La rentrée s’amorce à peine que vous les entendez déjà : les plaintes de vos élèves, leurs soupirs, leurs sempiternelles protestations quant à l’inutilité supposée d’apprendre le néerlandais. Il y a tout d’abord le sceptique : « Franchement, je ne crois pas qu’un jour j’aurai besoin du néerlandais. Le fataliste ensuite : « On ne parle cette langue nulle part de toute façon. Le baroudeur encore : « Avec l’anglais, au moins, on peut voyager partout dans le monde ; autant miser sur une langue internationale. Le terre à terre enfin : « Pourquoi se donner tant de mal alors que la plupart des Flamands maîtrisent déjà les rudiments de la langue de Molière ? » Amai…  Chère enseignantes, cher enseignant, nous vous proposons en cette rentrée quelques arguments infaillibles pour convaincre les plus réticents de l’utilité du néerlandais et de son apprentissage. La preuve par quatre !

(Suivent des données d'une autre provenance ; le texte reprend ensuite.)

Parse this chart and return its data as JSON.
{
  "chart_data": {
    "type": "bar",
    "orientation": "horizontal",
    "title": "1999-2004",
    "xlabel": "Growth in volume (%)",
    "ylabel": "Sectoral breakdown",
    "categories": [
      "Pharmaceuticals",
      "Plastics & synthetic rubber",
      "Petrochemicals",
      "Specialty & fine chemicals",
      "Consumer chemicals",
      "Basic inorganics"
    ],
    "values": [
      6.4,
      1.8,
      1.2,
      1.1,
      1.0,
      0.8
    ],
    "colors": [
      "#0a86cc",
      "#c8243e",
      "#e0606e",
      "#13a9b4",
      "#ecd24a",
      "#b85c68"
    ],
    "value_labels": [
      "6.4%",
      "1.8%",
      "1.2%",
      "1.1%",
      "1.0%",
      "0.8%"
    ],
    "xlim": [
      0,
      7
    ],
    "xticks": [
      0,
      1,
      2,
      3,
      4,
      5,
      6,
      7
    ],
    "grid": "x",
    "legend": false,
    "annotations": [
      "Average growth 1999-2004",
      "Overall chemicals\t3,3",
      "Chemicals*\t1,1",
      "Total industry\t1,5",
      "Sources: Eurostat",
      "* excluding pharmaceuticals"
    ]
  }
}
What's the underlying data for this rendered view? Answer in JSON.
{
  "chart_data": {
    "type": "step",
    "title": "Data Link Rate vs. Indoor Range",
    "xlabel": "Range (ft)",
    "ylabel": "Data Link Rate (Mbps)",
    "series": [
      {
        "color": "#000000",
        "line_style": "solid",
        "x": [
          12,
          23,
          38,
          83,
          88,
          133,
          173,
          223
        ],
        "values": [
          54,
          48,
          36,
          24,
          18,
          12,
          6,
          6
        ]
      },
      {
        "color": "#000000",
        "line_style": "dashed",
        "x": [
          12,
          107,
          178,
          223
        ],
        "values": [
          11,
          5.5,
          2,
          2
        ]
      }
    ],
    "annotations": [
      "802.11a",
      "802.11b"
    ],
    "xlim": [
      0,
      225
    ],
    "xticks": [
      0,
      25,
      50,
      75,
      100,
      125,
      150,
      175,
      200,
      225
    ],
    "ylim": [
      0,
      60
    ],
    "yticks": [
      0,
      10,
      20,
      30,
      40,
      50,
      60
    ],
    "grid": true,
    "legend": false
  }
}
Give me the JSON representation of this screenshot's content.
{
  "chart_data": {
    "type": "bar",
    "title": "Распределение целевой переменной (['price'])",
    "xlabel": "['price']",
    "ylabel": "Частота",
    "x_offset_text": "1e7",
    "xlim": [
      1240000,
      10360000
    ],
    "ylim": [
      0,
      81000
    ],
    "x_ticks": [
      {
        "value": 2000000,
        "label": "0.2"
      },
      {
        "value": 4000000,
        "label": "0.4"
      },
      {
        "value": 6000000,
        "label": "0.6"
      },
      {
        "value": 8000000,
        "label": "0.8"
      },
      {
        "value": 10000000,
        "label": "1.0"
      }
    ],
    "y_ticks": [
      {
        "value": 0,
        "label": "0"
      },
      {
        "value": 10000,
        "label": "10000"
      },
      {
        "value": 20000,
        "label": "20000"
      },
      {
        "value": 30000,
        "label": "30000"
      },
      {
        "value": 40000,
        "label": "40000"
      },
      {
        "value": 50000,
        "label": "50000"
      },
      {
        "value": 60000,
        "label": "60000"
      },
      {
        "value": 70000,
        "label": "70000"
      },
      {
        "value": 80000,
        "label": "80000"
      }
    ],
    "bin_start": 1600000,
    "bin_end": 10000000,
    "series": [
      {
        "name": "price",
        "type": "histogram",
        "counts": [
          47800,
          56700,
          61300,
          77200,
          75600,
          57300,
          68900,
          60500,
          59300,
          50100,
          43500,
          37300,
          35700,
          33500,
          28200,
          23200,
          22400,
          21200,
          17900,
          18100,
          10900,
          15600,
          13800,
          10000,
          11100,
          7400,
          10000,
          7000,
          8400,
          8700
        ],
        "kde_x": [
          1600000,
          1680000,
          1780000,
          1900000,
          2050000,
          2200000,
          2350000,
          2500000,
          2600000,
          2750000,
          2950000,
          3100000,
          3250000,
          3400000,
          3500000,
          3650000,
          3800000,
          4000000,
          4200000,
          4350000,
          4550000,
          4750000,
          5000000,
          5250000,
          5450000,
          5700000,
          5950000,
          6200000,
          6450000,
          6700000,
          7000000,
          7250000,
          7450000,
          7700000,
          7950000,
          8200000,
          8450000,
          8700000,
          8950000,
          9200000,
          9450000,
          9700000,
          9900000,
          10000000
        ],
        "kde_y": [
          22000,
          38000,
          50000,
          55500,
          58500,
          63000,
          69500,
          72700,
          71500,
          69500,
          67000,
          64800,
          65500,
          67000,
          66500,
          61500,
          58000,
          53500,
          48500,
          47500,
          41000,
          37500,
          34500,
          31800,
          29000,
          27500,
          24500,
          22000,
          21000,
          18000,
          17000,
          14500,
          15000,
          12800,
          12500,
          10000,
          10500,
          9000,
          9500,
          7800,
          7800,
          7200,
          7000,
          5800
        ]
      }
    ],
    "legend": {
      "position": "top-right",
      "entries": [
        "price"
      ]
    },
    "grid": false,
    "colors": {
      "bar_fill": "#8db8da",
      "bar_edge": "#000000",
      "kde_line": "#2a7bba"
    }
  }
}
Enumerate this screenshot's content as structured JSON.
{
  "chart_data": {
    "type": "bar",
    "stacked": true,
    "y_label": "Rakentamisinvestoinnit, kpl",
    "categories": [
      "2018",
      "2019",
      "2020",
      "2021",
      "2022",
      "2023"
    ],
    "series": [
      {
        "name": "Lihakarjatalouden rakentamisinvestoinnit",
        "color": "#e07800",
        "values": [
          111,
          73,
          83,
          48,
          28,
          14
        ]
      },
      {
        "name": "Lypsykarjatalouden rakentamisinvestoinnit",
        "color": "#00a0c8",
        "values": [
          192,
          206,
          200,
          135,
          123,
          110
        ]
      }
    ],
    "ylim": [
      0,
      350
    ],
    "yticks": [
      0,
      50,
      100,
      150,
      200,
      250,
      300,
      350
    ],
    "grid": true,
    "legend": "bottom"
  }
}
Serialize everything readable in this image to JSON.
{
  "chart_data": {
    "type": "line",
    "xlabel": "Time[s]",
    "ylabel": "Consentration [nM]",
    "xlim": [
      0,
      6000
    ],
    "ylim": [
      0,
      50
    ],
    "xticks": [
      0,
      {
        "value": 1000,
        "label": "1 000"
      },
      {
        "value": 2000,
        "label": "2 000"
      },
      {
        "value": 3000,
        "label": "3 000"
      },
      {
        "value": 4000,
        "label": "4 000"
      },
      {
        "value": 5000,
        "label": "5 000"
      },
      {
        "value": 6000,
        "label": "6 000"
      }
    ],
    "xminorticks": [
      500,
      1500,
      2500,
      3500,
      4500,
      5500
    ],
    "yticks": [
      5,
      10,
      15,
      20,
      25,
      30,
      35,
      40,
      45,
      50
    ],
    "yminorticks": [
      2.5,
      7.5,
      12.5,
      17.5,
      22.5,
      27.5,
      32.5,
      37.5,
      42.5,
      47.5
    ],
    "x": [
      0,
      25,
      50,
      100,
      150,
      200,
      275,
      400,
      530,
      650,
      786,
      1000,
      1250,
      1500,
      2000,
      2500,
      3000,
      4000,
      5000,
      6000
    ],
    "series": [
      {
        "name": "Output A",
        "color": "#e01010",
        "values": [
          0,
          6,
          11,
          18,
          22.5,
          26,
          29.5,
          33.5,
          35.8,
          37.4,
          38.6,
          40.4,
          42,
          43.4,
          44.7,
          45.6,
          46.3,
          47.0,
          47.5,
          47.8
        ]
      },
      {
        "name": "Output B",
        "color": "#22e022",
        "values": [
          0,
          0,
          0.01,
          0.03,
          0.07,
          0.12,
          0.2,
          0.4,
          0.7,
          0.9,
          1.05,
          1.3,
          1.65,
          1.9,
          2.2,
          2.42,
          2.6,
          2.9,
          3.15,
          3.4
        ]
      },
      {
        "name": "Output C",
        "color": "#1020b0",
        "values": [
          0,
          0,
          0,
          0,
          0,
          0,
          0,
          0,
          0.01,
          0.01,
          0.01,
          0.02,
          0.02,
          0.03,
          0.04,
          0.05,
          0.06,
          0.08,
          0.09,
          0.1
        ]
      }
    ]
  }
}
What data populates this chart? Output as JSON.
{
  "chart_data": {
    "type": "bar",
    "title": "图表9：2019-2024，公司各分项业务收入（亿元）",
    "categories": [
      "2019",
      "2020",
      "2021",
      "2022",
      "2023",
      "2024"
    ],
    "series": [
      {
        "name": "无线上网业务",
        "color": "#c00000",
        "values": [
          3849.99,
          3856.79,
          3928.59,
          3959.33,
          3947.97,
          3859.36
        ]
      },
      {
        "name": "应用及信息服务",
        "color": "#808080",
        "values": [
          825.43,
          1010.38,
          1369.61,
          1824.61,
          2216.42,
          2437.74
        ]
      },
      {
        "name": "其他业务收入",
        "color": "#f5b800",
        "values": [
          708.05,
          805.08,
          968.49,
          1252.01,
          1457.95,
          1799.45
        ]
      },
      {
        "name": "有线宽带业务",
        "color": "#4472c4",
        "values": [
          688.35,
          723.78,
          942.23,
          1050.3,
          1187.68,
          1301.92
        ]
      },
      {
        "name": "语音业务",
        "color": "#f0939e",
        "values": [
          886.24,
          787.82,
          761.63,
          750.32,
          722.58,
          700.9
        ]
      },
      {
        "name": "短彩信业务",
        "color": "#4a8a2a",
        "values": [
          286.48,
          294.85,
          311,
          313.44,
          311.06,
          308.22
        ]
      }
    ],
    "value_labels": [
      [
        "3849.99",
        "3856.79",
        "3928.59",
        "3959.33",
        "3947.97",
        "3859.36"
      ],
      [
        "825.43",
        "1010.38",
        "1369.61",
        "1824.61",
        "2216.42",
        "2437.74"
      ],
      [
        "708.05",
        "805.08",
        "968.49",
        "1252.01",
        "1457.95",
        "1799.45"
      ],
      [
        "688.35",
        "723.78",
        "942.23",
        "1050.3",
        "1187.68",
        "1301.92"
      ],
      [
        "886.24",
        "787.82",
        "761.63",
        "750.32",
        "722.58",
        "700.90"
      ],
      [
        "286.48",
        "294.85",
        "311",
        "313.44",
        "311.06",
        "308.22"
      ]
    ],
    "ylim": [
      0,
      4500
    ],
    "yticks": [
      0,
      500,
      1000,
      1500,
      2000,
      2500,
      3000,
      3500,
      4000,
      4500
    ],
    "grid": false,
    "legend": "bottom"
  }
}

Argument n°1 : parce que c’est bon pour votre cerveau…

Certes, cet argument risque de ne pas faire mouche auprès de tous vos élèves et pourtant… apprendre une ou plusieurs langue(s) étrangère(s) permet de développer la plasticité du cerveau : de par les diverses zones que l’apprentissage d’une langue étrangère stimule, nos cellules grises gagnent en flexibilité. C’est encore notre capacité de concentration et de mémorisation qui s’en trouve grandie. L’apprentissage du néerlandais s’avère donc – au même titre que l’apprentissage de toute autre langue étrangère – incontestablement bénéfique au développement cérébral. Cette gymnastique mentale est par ailleurs transposable à l’apprentissage d’autres langues. C’est la raison pour laquelle plus on connaît de langues, plus il devient facile d’en apprendre. Un cercle vertueux et des atouts essentiels dont chaque élève peut bénéficier, et ce quelle que soit l’orientation académique ou professionnelle choisie par la suite. D’aucuns vont même jusqu’à affirmer qu’être polyglotte permet de lutter contre certaines maladies cérébrales, notamment Alzheimer. Alors, faites une fleur à votre cerveau : apprenez le néerlandais !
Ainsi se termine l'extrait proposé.